UK House Prices Posing a Big Risk to the Economy

In the midst of spiraling house prices at home, as evident from Righmove housing data, the BoE Governor acknowledged that the housing market posed a big risk to the domestic economic recovery. Against the backdrop of the BoE’s assessment last week that there is still slack in the UK economy and thus more room for growth, a string of crucial domestic macro releases scheduled this week will be closely followed by Sterling investors for further direction. Across the Atlantic, with little on the macro front this week, comments from several Fed policymakers will moderately influence currency markets going forward. In the Euro zone, a slew of crucial economic releases scheduled this week, especially PMI reports, will offer hints about the strength of the region’s economy.

Pound Sterling – UK Markets

Sterling was broadly higher against the majors on Friday tracking weak global economic cues. While the US Reuters/Michigan consumer sentiment report surprised investors on the downside, speculation continues to persist in currency markets that the ECB might use alternative policy instruments in its meeting scheduled next month, thereby lifting the Pound against both the US Dollar and the Euro. The Rightmove house price index for May released overnight showed that house prices in the UK recorded another sharp rise as demand continued to outstrip supply, thereby raising investors’ concern about a potential bubble in the domestic housing market. Meanwhile, the BoE Governor opined that the central bank is not in a position to deal with the deep structural problems plaguing the housing market. With little in terms of macro releases today, the Pound is trading in a tight range against its major peers. Moving forward, Sterling investors will eye the domestic inflation, retail sales and the revised first quarter GDP reports scheduled this week. Moreover, investors will keep a tab on the BoE minutes scheduled for release later this week to gauge if MPC policymakers’ views are in sync with the Governor’s outlook.

US Dollar – US Markets

The US Dollar began the weekly session on a softer footing, as market participants await cues during the upcoming trading sessions for further direction. Meanwhile, encouraging signals from the housing market managed to pacify concerns surrounding the US economy. Data showed a sharp rise in housing starts and building permits for April, thereby strengthening hopes of a revival in the housing market following the weather induced slowdown witnessed in the first quarter. Market participants are likely to remain watchful ahead of some other housing reports during the course of this week for further clarity. However, the soft preliminary Reuters/Michigan consumer sentiment index for May released on Friday showed that an accelerating inflation might weaken the spending capacity of consumers. Besides, earlier last week, data also showed that retail sales growth almost stalled in April. Although economic releases on Friday had a limited impact on the greenback, the US Dollar managed to hold its ground against the single currency after the St. Louis Fed Chief, James Bullard, indicated that a rate hike in the US could be sooner than expected.

Euro – European Markets

The Euro began today’s session on a firmer footing against the majors. Despite a positive start to the weekly session, speculation remains rife that ECB policymakers might be inclined to adopt easy monetary policy measures in the upcoming policy meeting in June. Reports emerged that the ECB is contemplating to embrace accommodative measures, including slashing deposit rate into negative territory along with measures supporting small and mid-sized companies, in the next month’s monetary policy meeting. Although an ECB policymaker, Jens Weidmann, did not explicitly spell out the future course of policy action, he stated that policymakers will keep a close watch on the Euro's exchange rate before taking policy decisions. Against the backdrop of weaker than expected first quarter growth data from major Euro zone economies, the PMI data scheduled for release in the latter half of this week is likely to attract market interest. However, comments from a couple of ECB policymakers in today’s trading session is likely to set the direction for currency markets, as the ECB’s policy stance next month is likely to have a profound influence on the Euro in the near term.

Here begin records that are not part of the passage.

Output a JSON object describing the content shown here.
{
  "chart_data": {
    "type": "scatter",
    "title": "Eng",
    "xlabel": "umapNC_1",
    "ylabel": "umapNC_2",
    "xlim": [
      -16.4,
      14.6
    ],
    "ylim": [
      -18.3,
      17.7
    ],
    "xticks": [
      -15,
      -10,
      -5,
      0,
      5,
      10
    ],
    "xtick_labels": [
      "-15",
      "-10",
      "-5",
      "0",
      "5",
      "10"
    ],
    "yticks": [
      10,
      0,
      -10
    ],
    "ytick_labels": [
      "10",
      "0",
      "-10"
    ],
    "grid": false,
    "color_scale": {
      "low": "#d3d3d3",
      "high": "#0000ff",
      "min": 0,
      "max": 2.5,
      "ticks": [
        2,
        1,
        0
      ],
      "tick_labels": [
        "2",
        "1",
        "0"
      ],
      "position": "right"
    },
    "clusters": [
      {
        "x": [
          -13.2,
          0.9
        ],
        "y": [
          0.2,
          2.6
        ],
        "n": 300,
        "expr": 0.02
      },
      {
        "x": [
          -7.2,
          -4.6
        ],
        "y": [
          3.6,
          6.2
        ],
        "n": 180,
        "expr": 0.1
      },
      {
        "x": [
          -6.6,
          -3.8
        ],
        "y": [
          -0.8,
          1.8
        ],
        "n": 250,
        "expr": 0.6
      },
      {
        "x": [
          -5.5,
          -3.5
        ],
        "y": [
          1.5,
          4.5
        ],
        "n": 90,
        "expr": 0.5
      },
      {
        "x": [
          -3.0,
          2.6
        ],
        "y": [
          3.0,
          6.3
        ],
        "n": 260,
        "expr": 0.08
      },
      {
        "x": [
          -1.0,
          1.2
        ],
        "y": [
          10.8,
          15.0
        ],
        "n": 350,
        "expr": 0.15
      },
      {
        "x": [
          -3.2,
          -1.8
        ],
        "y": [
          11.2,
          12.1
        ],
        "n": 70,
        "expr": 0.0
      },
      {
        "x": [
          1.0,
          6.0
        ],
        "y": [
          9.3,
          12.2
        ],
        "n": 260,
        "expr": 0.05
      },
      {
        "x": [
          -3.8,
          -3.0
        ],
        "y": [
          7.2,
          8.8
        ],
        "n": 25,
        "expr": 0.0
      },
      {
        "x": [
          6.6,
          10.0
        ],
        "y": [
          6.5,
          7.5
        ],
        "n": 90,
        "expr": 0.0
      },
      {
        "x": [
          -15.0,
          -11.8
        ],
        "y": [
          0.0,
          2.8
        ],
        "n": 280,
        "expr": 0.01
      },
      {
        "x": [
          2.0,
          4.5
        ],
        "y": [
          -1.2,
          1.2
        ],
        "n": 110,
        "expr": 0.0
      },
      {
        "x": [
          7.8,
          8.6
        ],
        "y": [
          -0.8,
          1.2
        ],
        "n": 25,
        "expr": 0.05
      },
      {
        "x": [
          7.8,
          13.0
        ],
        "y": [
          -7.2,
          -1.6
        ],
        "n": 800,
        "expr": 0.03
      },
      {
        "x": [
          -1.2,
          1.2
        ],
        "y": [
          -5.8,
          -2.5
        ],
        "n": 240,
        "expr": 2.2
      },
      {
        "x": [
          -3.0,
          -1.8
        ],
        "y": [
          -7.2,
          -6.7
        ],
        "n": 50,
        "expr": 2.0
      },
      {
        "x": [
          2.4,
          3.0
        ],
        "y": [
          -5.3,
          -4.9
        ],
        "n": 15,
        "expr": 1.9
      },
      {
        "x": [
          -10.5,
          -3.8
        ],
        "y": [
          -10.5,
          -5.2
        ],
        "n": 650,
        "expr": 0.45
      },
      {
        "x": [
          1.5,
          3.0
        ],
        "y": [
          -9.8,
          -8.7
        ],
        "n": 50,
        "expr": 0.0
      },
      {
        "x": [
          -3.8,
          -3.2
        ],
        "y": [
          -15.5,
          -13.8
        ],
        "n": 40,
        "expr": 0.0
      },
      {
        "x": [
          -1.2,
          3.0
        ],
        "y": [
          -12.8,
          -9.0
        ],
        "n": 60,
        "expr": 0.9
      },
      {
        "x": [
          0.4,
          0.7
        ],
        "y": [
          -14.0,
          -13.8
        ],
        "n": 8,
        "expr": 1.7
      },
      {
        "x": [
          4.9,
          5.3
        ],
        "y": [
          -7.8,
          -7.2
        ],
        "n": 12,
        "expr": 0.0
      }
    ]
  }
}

Other Currencies – Highlights

The New Zealand Dollar has pared most of its early session gains and is trading in a tight range against the US Dollar this morning. Data released over the weekend showed that services sector activity in New Zealand, which accounts for about two thirds of the nation’s economy, rose to the highest level in over six years for April, boosted by a rise in new orders and sales. Additionally, producer prices edged up more than expected for the first quarter of 2014, confirming the rising inflationary pressures in the nation which led the Reserve Bank of New Zealand to raise its benchmark interest rate twice earlier this year. With little of note on the global economic calendar today, investors in the Kiwi Dollar are looking forward to the RBNZ’s inflation expectations report for the second quarter of 2014 scheduled later this week for further direction to risk appetite. Additionally, a slew of global macroeconomic releases in the week ahead will prove crucial for the Kiwi Dollar against the majors.